The college currently has four centres:
- College Green Centre
- Ashley Down Centre
- South Bristol Skills Academy
- Parkway at Filton

Formerly, there was also a Soundwell centre; it closed in 2015.

Some of the buildings of the Ashley Down Centre were originally constructed, as the Muller Homes in the middle of the 19th century. In 1958 the buildings became Bristol College of Science and Technology. Muller Road, which runs near the site of the orphanage, is named after its founder. The site includes the college's university centre, classrooms and laboratories for a variety of courses.
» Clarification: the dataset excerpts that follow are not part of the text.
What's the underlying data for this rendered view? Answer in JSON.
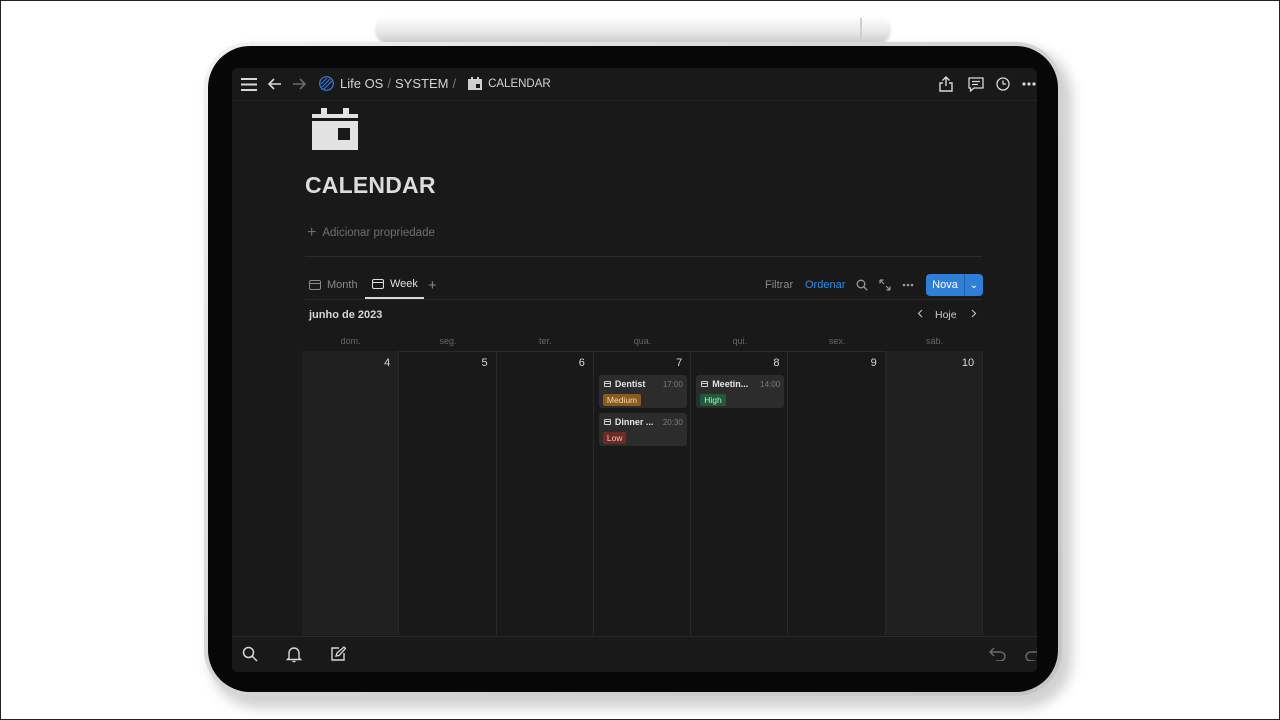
{
  "topbar": {
    "breadcrumb": {
      "workspace": "Life OS",
      "parent": "SYSTEM",
      "separator": "/",
      "current": "CALENDAR"
    }
  },
  "page": {
    "title": "CALENDAR",
    "add_property": "Adicionar propriedade"
  },
  "views": {
    "tabs": [
      {
        "label": "Month",
        "active": false
      },
      {
        "label": "Week",
        "active": true
      }
    ],
    "filter_label": "Filtrar",
    "sort_label": "Ordenar",
    "new_label": "Nova"
  },
  "calendar": {
    "month_label": "junho de 2023",
    "today_label": "Hoje",
    "weekdays": [
      "dom.",
      "seg.",
      "ter.",
      "qua.",
      "qui.",
      "sex.",
      "sáb."
    ],
    "days": [
      {
        "num": "4",
        "weekend": true,
        "events": []
      },
      {
        "num": "5",
        "weekend": false,
        "events": []
      },
      {
        "num": "6",
        "weekend": false,
        "events": []
      },
      {
        "num": "7",
        "weekend": false,
        "events": [
          {
            "title": "Dentist",
            "time": "17:00",
            "priority": "Medium"
          },
          {
            "title": "Dinner ...",
            "time": "20:30",
            "priority": "Low"
          }
        ]
      },
      {
        "num": "8",
        "weekend": false,
        "events": [
          {
            "title": "Meetin...",
            "time": "14:00",
            "priority": "High"
          }
        ]
      },
      {
        "num": "9",
        "weekend": false,
        "events": []
      },
      {
        "num": "10",
        "weekend": true,
        "events": []
      }
    ]
  },
  "colors": {
    "accent": "#2f7fd8",
    "background": "#191919",
    "badge_medium_bg": "#8a5a1e",
    "badge_medium_fg": "#f3d9a8",
    "badge_low_bg": "#6e2a25",
    "badge_low_fg": "#f2c4bd",
    "badge_high_bg": "#1f5a3a",
    "badge_high_fg": "#bfe9cf"
  },
  "icons": {
    "menu": "hamburger-icon",
    "back": "arrow-left-icon",
    "forward": "arrow-right-icon",
    "workspace": "striped-circle-icon",
    "page": "calendar-icon",
    "share": "share-icon",
    "comments": "comment-icon",
    "history": "clock-icon",
    "more": "more-icon",
    "search": "search-icon",
    "notifications": "bell-icon",
    "compose": "compose-icon",
    "undo": "undo-icon",
    "redo": "redo-icon"
  }
}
The site was previously used long-term as the external film set for the BBC television series Casualty from 1986 until 2002 before relocating to Lawrence Hill Industrial Park. Permanent features were installed such as marked ambulance bays, a canopy roof, 'automatic' sliding front entrance doors (leading to a false corridor) and reversible 'Emergency Department' and hospital signage that could be covered when not filming. Occasionally, interior sets would be temporarily set up for example whenever a hospital managers office needed to be portrayed. All filming now takes place at a purpose-built set in Wales.
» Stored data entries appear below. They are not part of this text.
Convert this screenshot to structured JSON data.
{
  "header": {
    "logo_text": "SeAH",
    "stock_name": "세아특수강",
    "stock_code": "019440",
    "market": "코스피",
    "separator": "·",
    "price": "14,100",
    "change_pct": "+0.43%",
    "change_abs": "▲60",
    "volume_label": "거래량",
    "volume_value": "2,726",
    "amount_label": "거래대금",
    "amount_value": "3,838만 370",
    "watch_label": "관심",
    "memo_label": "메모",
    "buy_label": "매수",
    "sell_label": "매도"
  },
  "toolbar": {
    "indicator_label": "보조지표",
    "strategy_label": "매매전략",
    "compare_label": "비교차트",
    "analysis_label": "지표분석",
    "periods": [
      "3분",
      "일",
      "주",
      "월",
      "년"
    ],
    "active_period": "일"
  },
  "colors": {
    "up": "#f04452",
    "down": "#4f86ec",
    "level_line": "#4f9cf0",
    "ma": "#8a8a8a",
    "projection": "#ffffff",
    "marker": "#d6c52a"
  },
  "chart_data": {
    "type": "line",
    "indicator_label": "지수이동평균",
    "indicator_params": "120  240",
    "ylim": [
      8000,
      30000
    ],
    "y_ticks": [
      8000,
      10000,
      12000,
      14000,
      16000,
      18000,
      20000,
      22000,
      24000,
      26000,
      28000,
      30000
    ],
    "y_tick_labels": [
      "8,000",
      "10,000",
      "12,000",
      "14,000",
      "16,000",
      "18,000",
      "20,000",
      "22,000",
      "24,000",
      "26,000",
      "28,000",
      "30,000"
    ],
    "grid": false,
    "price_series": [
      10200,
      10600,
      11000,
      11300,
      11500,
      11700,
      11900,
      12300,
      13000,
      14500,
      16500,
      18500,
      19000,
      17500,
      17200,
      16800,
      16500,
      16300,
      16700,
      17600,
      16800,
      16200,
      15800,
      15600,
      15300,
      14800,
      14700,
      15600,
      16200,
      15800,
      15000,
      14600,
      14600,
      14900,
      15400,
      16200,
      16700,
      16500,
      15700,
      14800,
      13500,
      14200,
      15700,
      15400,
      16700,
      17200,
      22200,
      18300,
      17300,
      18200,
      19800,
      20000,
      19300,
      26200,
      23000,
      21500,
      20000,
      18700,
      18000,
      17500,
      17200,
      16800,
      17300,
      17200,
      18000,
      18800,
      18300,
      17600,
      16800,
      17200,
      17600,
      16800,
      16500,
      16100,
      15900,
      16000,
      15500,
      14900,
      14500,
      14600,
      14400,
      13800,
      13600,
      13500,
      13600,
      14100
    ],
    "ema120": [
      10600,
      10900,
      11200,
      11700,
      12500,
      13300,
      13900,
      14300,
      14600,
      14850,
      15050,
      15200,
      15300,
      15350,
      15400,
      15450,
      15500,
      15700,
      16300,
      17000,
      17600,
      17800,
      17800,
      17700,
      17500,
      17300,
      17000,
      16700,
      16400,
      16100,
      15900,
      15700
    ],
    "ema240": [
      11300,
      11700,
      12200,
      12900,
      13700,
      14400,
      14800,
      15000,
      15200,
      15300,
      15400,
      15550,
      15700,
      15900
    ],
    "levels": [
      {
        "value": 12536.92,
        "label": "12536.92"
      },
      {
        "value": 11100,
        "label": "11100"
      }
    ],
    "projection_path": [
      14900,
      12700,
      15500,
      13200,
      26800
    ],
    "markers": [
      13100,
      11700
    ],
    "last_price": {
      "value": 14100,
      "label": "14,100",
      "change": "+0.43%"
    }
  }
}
The College Green Centre includes the sixth form centre with around 400 students undertaking A-level courses and 1,200 on vocational courses. The Advanced Engineering Centre offers engineering, aeronautical, manufacturing and automotive courses. The South Bristol Skills Academy opened in 2010 close to Hengrove Leisure Centre and South Bristol Community Hospital.

The college has a range of partnership agreements with other educational facilities. For 13 years the foundation degree dance programmes were based at the Bristol Community Dance Centre. Diploma and degree courses have also been run at dBs Music. The Skills Centre South West also provides courses to help people get into work, foundation and key skills and English for speakers of other languages. The college has also been an academic sponsor of the Bristol Technology and Engineering Academy a University Technical College.

==Curriculum==
City of Bristol College offers over 1,000 courses at all levels for school leavers, adult learners and international students, as well as training packages for employers.

Courses include Diplomas, A Levels, Apprenticeships and NVQs. University level courses include Foundation Degrees, HNCs and Access to HE in partnership with University of Plymouth, Bath Spa University, University of the West of England, University of Gloucestershire and University of Bristol.